Consumers lately have also been up in arms over a new proposal for carry-on baggage fees in the airline industry, this is yet another charge that once would have never "flown". Why don't these airline carriers simply raise the price of tickets instead? No, they wouldn't dare because then it would look like they were being "greedy". They'd much rather rely on deceptive advertising tactics which run rampant in the face of a lack of consumer protection to bail them out when they're in a pinch due to being inefficient. What drives this endless quest for profit maximization by companies? The markets do. In order to have glorious reports, customers must be "shorted" and "manipulated" as often as possible, and that's you.

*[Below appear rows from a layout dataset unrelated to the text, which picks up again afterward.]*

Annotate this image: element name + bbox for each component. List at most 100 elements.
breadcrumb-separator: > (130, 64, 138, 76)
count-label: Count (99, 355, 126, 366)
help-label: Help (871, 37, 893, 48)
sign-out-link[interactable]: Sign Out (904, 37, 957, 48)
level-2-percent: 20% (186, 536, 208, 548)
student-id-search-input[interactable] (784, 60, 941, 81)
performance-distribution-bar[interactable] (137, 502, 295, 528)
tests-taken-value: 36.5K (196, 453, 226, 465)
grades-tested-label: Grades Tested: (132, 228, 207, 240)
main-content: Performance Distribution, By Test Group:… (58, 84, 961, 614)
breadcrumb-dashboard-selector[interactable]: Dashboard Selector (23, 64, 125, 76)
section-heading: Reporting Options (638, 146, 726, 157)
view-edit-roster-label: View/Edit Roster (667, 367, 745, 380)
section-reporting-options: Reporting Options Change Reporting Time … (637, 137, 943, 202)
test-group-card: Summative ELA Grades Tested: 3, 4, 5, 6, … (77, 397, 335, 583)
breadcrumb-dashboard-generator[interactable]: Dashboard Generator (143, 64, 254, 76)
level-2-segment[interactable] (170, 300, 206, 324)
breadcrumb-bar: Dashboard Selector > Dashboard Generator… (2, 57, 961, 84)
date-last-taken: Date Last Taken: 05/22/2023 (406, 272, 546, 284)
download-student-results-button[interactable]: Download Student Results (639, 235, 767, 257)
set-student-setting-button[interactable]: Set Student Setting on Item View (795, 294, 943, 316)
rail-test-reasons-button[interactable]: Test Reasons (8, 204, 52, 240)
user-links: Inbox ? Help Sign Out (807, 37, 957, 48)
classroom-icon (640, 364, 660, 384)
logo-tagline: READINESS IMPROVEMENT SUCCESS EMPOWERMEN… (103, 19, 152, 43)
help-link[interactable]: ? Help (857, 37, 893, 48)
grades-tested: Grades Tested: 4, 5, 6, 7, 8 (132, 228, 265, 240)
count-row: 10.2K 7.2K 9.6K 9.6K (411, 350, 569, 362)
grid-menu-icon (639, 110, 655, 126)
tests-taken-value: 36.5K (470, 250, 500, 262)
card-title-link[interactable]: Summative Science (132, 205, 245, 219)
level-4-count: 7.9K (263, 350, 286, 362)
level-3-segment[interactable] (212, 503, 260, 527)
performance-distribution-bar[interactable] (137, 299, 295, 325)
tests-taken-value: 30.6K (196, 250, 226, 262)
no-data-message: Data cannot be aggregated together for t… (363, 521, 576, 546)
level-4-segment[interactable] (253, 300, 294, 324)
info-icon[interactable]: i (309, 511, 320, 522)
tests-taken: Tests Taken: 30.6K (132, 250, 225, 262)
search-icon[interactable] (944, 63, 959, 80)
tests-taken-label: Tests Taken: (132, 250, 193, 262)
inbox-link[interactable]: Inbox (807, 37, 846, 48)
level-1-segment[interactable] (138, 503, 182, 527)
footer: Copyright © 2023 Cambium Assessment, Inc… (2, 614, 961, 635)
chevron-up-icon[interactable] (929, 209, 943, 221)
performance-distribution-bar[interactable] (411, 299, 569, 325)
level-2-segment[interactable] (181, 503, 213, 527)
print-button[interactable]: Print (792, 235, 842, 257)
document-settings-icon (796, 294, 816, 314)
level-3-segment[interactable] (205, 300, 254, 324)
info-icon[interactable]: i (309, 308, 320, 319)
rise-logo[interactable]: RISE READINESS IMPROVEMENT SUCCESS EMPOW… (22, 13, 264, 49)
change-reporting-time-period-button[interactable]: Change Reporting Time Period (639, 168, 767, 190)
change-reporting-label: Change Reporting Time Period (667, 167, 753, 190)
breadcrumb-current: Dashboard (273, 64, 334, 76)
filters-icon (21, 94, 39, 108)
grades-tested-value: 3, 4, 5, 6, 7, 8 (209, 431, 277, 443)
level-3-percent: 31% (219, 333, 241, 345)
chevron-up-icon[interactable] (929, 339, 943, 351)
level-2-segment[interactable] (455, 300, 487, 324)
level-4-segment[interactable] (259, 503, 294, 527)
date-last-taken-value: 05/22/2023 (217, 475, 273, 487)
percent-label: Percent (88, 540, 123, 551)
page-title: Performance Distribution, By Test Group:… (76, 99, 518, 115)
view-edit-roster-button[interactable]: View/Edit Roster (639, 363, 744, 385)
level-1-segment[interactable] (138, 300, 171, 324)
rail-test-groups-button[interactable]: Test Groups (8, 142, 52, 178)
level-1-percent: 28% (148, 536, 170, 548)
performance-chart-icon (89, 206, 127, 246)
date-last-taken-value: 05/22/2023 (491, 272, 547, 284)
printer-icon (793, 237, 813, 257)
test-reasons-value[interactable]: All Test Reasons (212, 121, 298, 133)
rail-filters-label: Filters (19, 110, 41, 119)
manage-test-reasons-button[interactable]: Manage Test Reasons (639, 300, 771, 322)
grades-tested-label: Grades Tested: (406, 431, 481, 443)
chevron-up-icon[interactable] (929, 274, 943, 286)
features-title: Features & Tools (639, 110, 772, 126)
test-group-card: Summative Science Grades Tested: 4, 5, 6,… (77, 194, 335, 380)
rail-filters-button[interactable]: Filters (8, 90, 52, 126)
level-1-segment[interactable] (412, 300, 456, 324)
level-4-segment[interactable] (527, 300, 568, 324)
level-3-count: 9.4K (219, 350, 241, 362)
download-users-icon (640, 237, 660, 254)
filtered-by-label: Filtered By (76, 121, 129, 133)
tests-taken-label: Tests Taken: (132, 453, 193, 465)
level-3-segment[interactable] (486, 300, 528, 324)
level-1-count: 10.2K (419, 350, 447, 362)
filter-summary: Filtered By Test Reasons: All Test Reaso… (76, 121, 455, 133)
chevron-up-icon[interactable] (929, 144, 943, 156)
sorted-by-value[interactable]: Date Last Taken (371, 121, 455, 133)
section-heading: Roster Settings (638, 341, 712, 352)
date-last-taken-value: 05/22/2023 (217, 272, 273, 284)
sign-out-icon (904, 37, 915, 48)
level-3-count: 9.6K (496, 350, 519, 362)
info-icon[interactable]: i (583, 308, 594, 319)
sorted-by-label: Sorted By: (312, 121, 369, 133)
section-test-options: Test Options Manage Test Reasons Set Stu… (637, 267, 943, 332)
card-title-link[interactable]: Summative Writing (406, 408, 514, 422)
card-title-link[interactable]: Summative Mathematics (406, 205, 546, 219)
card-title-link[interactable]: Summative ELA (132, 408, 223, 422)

Markets drive big business and decisions for big business more and more these days rather than customers. Now you may not see that as a big problem, but I do as a consumer. When you buy a can of Coca-Cola, you're paying for the can, the liquid inside and the commercials you have to sit through during your favorite movie or TV show. When you buy a can of Coke, you're also driving sales that shareholders make money off of. No wonder why the cost of a can of Coca-Cola is increasing...
Citing all of these things, this fleecing trend is poised to spread when you choose big business products. If you buy an iPhone, prepare to [in a few years] be required to buy your previously included calendar application for $5, your previously free phone book for $15, application, the phone's operating system previously free for $50/annually, and to eventually have unlimited phone calling disappear once again in favor of expensive minute-to-minute phone calls because the new iPhone will only be available on special "expensive" phone plans by exclusive carriers, and you thought your cable bill was bad! Good luck with managing a mortgage and retirement... Change the system by changing how you consume.